A resposta é liminarmente negativa.

A protecção do segredo médico ancora-se no art. 26º da CRP. As garantias legais da sua protecção encontram-se neste preceito e no Código Penal através da previsão dos crimes de violação de segredo e violação de segredo por funcionário público (artigos 195º e 383º).

A Lei (da Protecção de Dados Pessoais - LPDP) nº 67/98, de 26 de Outubro, proíbe em geral o tratamento de “dados sensíveis” (art 7º, nº 1), onde se referem, entre outros, dados pessoais atinentes à vida privada, origem racial ou étnica, bem como dados relativos à saúde e à vida sexual, incluindo os dados genéticos.

Também os artigos 85º a 93º do Código Deontológico dos Médicos (Regulamento nº 14/2009, DR, 2ª Série, Nº 8, 13 de Janeiro de 2009) vinculam os médicos ao segredo, sob pena de sanção disciplinar.

O estudo ONUSIDA (6) Estigma, discriminação e violação dos direitos humanos em relação ao HIV – Estudos de casos de programas bem sucedidos revelou que, apesar de metade das pessoas com HIV entrevistadas terem dito guardar segredo, 45% afirmaram que as equipas de cuidados lhes tinham dado confiança bastante para partilhar as informações sobre a sua seropositividade com outros, aumentando o número de pessoas dispostas a “tornar público” o seu estado serológico, depois de revelarem em grupos de apoio. Aconteceu assim no Projecto do Cambodja e manteve-se a tendência nos projectos da Tailândia, Bielorrússia e Uganda.

Mas há que ter em conta duas notas importantes:

1) Não confundir programas de detecção (voluntária) precoce com testagem obrigatória.

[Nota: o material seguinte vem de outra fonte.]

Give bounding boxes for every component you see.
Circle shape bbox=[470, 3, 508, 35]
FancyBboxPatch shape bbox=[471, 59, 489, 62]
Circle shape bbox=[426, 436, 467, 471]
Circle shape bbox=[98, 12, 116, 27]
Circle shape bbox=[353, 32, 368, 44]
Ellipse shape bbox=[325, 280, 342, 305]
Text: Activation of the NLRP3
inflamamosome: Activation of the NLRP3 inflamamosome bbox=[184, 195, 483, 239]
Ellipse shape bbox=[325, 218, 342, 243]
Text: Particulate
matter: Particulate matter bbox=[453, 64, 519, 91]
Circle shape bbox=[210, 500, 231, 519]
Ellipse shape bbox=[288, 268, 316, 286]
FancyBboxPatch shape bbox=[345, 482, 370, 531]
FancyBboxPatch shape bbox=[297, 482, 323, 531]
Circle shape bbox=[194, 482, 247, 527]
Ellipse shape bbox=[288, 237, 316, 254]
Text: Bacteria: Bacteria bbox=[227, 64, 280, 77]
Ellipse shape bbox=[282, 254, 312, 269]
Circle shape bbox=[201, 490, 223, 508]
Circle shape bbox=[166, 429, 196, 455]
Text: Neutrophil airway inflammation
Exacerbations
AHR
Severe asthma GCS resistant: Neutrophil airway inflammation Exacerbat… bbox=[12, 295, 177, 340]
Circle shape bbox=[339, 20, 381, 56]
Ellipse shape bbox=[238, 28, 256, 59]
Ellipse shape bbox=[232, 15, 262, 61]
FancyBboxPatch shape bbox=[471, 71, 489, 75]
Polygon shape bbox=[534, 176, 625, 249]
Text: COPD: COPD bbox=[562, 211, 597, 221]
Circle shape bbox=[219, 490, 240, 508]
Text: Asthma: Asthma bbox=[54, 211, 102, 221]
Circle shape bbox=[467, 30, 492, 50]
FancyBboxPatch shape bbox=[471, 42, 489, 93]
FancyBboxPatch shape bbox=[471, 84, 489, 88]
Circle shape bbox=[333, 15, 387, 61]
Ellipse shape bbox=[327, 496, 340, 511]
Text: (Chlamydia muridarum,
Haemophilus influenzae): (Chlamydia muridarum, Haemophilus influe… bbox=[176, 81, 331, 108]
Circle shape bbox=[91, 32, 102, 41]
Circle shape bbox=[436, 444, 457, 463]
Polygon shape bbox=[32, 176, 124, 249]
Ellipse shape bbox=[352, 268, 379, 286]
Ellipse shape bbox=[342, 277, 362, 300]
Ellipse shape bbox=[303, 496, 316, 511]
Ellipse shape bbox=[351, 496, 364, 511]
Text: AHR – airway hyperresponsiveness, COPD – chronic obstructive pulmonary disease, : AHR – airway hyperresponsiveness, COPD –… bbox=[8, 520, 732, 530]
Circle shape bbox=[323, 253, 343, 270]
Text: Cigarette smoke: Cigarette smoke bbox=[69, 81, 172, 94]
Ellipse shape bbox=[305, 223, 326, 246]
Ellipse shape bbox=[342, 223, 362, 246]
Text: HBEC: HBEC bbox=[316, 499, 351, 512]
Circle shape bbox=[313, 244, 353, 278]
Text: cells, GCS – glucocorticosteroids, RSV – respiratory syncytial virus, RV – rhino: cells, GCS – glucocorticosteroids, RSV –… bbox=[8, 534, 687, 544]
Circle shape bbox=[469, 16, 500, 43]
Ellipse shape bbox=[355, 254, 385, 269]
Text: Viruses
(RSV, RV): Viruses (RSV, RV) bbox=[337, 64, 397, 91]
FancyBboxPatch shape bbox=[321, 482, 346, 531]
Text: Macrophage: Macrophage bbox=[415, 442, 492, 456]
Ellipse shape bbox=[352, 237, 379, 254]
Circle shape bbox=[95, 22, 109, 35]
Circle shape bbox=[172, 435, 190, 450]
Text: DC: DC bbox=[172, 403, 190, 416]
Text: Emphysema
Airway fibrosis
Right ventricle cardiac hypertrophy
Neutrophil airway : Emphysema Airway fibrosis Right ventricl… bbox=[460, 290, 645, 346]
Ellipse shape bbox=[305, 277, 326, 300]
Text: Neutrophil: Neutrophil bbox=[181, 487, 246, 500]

2) Não confundir revelação pública do estado serológico, por vontade própria, com cessação da confidencialidade. É que esta confidencialidade permite que as pessoas possam vir sem medo ao sistema para serem testadas, ao passo que aquela mostra apenas que tais pessoas podem viver sem esconder o estatuto serológico porque não serão então discriminadas. Nisto consiste o paradoxo do segredo: respeitando-se a confidencialidade é aumentada a confiança, sendo potenciadas as condições que permitem maior franqueza e abertura à verdade em saúde.

 

REFERÊNCIAS

1 - Rueff MC. Direitos Humanos, acesso à saúde e VIH/Sida. Arq Med 2007;21:59-65.         [ Links ]

2 - Rueff MC. O Segredo Médico como garantia de não discriminação. Estudo de caso HIV/SIDA. Coimbra: Centro de Direito Biomédico da Faculdade de Direito da Universidade de Coimbra / Coimbra Editora; 2009 (no prelo).

3 - Pan American Health Organization. Understanding and responding to HIV/AIDS - related stigma and STIGMA and DISCRIMINATION in the HEALTH SECTOR, Publications of the Pan American Health Organization, World Health Organization; 2003.

4 - WHO/ILO. Joint ILO/WHO guidelines on health services and HIV/AIDS, Geneva: International Labour Office; 2005.

5 - Ayres JRCM. Práticas educativas e prevenção do HIV/Aids: lições aprendidas e desafios actuais. Interface - Comunic, Saúde, Educ 2002;6:11-24.         [ Links ]

6 - ONUSIDA. Estigma, discriminação e violação dos direitos humanos em relação ao VIH - Estudos de casos de programas bem sucedidos, Genebra: Colecção Melhores Práticas da ONUSIDA; 2005.